Libri
La collana Fabula di Adelphi
di Antonio Scerbo / 10 settembre
Qualche matita a pastello e il migliore dei mondi possibili: la casa editrice Adelphi, quasi disponendo per ogni sua creatura di forza magica e irradiante, da sempre tocca, e trasforma per raffinamento, l’immaginario del lettore. Di chi sa che carta e inchiostro, in oggetto unico, si elevano a promessa di altre vie dell’anima. È la mistica del libro, la religione della Grande Letteratura.
L’archetipico valore della narrazione legittima e rende consistente ogni esistenza. Quando i genitori raccontano del proprio vissuto, i figli in ascolto si riconoscono in un disegno che, presenti pure pieghe indecifrabili, non può che appartenere anche a loro. E l’identità si avvia dunque a prendere forma, e dice di sé, guardando a ciò che è stato. Un destino, forse. La propria storia, senza dubbio.
In ogni caso, se l’entropia spinge la contingenza spazio-temporale, il disordine che ne consegue – e che ammalia, simile alla danza di uno stormo nel cielo – può essere in parte contenuto.
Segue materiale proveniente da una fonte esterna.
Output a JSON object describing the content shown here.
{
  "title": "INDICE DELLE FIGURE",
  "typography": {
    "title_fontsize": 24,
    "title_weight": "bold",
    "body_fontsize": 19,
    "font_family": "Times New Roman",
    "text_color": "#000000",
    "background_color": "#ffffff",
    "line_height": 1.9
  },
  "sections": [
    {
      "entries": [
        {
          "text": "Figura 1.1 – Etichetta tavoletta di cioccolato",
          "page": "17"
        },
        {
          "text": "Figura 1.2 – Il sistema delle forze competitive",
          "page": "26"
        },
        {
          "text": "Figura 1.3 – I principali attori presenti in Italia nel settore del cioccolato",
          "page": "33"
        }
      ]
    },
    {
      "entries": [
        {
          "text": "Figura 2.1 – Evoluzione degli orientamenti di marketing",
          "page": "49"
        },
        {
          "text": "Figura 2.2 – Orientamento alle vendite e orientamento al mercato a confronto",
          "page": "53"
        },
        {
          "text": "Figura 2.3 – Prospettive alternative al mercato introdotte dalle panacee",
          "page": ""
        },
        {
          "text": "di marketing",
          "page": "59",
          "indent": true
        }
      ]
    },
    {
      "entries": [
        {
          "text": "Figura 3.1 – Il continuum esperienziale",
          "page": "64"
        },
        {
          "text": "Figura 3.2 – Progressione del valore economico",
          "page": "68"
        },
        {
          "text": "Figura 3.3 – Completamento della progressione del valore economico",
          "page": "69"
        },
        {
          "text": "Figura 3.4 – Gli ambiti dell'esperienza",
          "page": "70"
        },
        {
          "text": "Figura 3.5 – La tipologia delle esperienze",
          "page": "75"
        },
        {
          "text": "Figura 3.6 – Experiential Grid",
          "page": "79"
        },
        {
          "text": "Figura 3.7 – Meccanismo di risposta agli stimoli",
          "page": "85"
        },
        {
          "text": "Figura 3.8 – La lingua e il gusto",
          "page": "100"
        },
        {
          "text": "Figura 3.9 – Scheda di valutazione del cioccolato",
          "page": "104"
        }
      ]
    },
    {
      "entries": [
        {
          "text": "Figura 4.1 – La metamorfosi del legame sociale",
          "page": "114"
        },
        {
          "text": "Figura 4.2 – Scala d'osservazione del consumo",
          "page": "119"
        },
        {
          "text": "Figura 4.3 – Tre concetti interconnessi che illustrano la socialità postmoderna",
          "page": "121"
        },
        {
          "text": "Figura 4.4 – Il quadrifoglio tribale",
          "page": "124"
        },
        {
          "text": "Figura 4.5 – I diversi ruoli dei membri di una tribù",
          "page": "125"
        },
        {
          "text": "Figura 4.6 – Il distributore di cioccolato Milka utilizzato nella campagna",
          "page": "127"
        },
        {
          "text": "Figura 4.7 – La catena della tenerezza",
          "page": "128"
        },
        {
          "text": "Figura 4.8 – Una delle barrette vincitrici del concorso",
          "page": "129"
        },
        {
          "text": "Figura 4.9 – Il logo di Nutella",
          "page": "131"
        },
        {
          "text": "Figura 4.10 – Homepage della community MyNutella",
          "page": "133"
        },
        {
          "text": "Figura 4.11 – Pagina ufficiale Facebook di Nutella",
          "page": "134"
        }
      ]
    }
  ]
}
Bisogna narrarlo.
La collana Fabula di Adelphi nasce nel 1985 con il Milan Kundera de L’insostenibile leggerezza dell’essere. E negli anni, giù a cascata i colori: tra copertine minimali, l’attualità veste un continuo di abiti differenti, dall’Europa all’America e ritorno, caotico viaggiare, e ancora sembra volersi trasfigurare, divenendo, con Fabula e tra centinaia di romanzi, incantevole sequela, nella vita che alla luce si espone, disnowdomes dalla rara capacità evocativa di mondi altri. Taumaturgia. O, più semplicemente, stato di grazia permanente.
Ed è così che scegliere qualche titolo, frenando la caleidoscopica corsa, equivale a estrarre oro alluvionale da un fiume ormai celebre per la sua ricchezza: le acque splendono, la collana non si disfa; ogni pezzo è una perla:
– La pelle, di Curzio Malaparte. Napoli è vinta e si offre agli Alleati. È il decadimento dello spirito che offende la carne. La verità accompagna i vincitori; ma c’è un’umanità che resiste anche al più insostenibile degli scempi.
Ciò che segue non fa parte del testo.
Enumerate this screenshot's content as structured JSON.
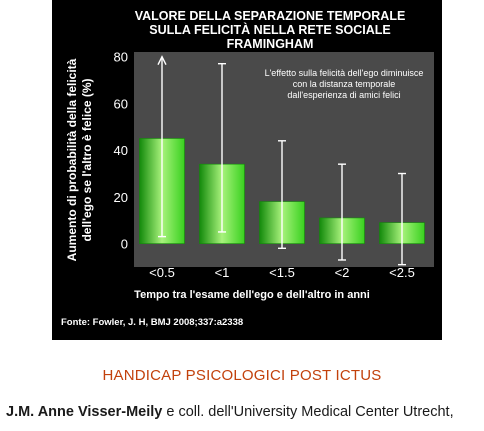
{
  "chart_data": {
    "type": "bar",
    "title_lines": [
      "VALORE DELLA SEPARAZIONE TEMPORALE",
      "SULLA FELICITÀ NELLA RETE SOCIALE",
      "FRAMINGHAM"
    ],
    "ylabel_lines": [
      "Aumento di probabilità della felicità",
      "dell'ego se l'altro è felice (%)"
    ],
    "xlabel": "Tempo tra l'esame dell'ego e dell'altro in anni",
    "categories": [
      "<0.5",
      "<1",
      "<1.5",
      "<2",
      "<2.5"
    ],
    "values": [
      45,
      34,
      18,
      11,
      9
    ],
    "error_low": [
      3,
      5,
      -2,
      -7,
      -9
    ],
    "error_high": [
      80,
      77,
      44,
      34,
      30
    ],
    "first_error_arrow": true,
    "ylim": [
      -10,
      82
    ],
    "yticks": [
      0,
      20,
      40,
      60,
      80
    ],
    "grid": false,
    "annotation_lines": [
      "L'effetto sulla felicità dell'ego diminuisce",
      "con la distanza temporale",
      "dall'esperienza  di amici felici"
    ],
    "source": "Fonte: Fowler, J. H, BMJ 2008;337:a2338",
    "colors": {
      "background": "#000000",
      "plot_area": "#4a4a4a",
      "bar_light": "#a8f27c",
      "bar_mid": "#39d11f",
      "bar_dark": "#138a0b",
      "whisker": "#ffffff",
      "text": "#ffffff"
    }
  },
  "section_heading": "HANDICAP PSICOLOGICI POST ICTUS",
  "caption": {
    "author": "J.M. Anne Visser-Meily",
    "rest": " e coll. dell'University Medical Center Utrecht,"
  }
}
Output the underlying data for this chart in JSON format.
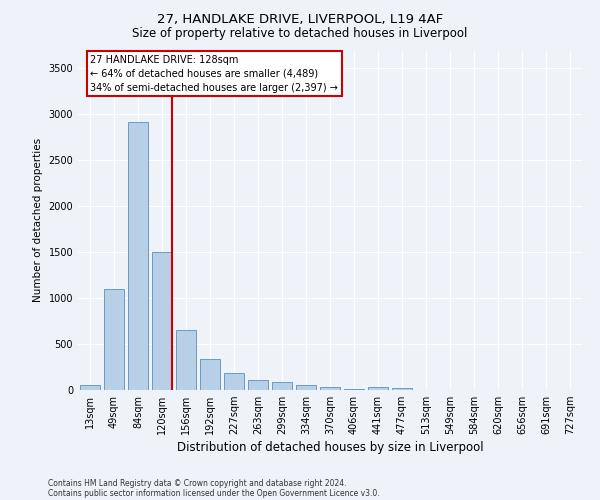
{
  "title1": "27, HANDLAKE DRIVE, LIVERPOOL, L19 4AF",
  "title2": "Size of property relative to detached houses in Liverpool",
  "xlabel": "Distribution of detached houses by size in Liverpool",
  "ylabel": "Number of detached properties",
  "categories": [
    "13sqm",
    "49sqm",
    "84sqm",
    "120sqm",
    "156sqm",
    "192sqm",
    "227sqm",
    "263sqm",
    "299sqm",
    "334sqm",
    "370sqm",
    "406sqm",
    "441sqm",
    "477sqm",
    "513sqm",
    "549sqm",
    "584sqm",
    "620sqm",
    "656sqm",
    "691sqm",
    "727sqm"
  ],
  "values": [
    55,
    1100,
    2920,
    1500,
    650,
    340,
    190,
    105,
    90,
    55,
    30,
    10,
    30,
    20,
    0,
    0,
    0,
    0,
    0,
    0,
    0
  ],
  "bar_color": "#b8cfe8",
  "bar_edge_color": "#5a8fc0",
  "vline_x_index": 3,
  "vline_color": "#cc0000",
  "annotation_title": "27 HANDLAKE DRIVE: 128sqm",
  "annotation_line1": "← 64% of detached houses are smaller (4,489)",
  "annotation_line2": "34% of semi-detached houses are larger (2,397) →",
  "annotation_box_facecolor": "#ffffff",
  "annotation_box_edgecolor": "#cc0000",
  "ylim": [
    0,
    3700
  ],
  "yticks": [
    0,
    500,
    1000,
    1500,
    2000,
    2500,
    3000,
    3500
  ],
  "footer1": "Contains HM Land Registry data © Crown copyright and database right 2024.",
  "footer2": "Contains public sector information licensed under the Open Government Licence v3.0.",
  "bg_color": "#eef2f9",
  "plot_bg_color": "#eef2f9",
  "grid_color": "#ffffff",
  "title1_fontsize": 9.5,
  "title2_fontsize": 8.5,
  "xlabel_fontsize": 8.5,
  "ylabel_fontsize": 7.5,
  "tick_fontsize": 7,
  "footer_fontsize": 5.5
}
– Pasto nudo, di William S. Burroughs. Il padre della beat generation, il prete della psicotropia taglia, incolla e ritrae un’America dal corpo drogato e dalla mente bucata. Kerouac e Ginsberg ancora ringraziano.
– Lo Zen e l’arte della manutenzione della motocicletta, di Robert Pirsig. «Ragione e Qualità si sono staccate», Fedro lo sa e rischia la follia: quando si affronta un percorso iniziatico qualcosa va a perdersi, le strade più ardue sono quelle della propria mente. Si può giungere però a una più alta consapevolezza.
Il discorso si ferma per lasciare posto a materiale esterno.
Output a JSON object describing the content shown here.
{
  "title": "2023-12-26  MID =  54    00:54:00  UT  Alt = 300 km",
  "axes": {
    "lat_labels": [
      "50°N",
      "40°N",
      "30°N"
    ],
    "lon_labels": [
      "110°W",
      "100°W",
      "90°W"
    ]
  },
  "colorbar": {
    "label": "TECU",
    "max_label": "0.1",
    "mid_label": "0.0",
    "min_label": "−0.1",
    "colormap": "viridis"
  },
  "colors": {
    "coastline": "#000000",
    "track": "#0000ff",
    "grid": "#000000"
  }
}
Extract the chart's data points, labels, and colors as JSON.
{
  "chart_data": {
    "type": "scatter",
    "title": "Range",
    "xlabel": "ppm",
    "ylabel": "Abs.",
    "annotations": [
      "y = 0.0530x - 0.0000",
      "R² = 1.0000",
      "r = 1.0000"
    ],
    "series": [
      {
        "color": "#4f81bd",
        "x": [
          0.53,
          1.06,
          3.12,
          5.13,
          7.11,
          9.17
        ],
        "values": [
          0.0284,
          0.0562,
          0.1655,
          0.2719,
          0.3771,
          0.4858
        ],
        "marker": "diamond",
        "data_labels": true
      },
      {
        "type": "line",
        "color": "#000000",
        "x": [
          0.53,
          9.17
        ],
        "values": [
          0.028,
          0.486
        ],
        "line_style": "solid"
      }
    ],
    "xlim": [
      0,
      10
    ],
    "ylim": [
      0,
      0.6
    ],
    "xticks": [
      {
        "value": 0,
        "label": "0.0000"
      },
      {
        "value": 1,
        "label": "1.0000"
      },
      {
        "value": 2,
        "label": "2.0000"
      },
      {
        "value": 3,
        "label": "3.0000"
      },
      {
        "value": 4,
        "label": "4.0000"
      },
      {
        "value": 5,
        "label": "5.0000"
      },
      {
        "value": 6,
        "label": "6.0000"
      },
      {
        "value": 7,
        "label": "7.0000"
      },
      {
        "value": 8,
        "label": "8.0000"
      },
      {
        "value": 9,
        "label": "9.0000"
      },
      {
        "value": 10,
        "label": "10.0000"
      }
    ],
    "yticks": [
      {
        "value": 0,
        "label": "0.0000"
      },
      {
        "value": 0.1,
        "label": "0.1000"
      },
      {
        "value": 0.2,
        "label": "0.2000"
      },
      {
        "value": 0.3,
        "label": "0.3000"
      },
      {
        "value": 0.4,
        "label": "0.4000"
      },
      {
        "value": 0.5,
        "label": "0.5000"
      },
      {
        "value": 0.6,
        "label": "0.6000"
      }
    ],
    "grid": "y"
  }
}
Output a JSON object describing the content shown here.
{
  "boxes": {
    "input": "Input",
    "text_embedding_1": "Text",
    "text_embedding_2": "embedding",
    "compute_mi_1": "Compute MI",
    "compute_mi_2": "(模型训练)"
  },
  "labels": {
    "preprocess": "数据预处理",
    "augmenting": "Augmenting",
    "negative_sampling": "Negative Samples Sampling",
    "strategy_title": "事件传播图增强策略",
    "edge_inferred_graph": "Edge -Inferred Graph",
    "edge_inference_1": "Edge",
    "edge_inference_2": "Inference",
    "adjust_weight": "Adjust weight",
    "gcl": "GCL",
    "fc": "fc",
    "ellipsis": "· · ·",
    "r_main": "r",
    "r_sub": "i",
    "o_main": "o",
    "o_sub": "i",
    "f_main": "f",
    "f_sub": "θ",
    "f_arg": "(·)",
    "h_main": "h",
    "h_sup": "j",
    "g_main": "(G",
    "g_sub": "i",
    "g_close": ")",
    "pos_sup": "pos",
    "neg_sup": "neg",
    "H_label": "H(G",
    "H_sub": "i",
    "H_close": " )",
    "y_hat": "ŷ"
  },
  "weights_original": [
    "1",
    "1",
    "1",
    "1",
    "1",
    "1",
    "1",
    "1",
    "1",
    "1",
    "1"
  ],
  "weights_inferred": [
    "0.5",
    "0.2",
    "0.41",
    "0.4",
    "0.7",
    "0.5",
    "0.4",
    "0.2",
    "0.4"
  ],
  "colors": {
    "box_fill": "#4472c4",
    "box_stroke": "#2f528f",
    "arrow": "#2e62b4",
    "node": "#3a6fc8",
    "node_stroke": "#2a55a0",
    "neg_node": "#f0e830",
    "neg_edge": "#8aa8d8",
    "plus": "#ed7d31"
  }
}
– Un bambino, di Thomas Bernhard. Nella propria infanzia l’autore ritrova in germe tutto l’uomo che ora ne scrive, e la lotta che a oggi non conosce tregua resta quella tra la sensibilità innocente e gli imperativi urlati dal mondo esterno. Prima parte, pubblicata per ultima, di una lunga autobiografia.
– Il lago dei sogni, di Salvatore Niffoi. I luoghi costretti non aspettano che l’insolito per riprendere a sognare. Accade che una giovane vedova in preda alla passione lasci abbacinato il paese di Melagravida, e che le suggestioni crescano veloci in visioni: realismo e surrealismo hanno in fondo la stessa radice.
E a questo punto verrebbe da dire acta est fabula.
Adelphi, però, ne siamo ormai a conoscenza, è un fiume. Che non si arresta, comunque in piena: esondazioni di Fabula, in questa policromatica cartografia. Perché di volta in volta la si riscriva, irriverente proliferazione, soggetta com’è a lasciarsi sedurre dai miracoli dell’entropia.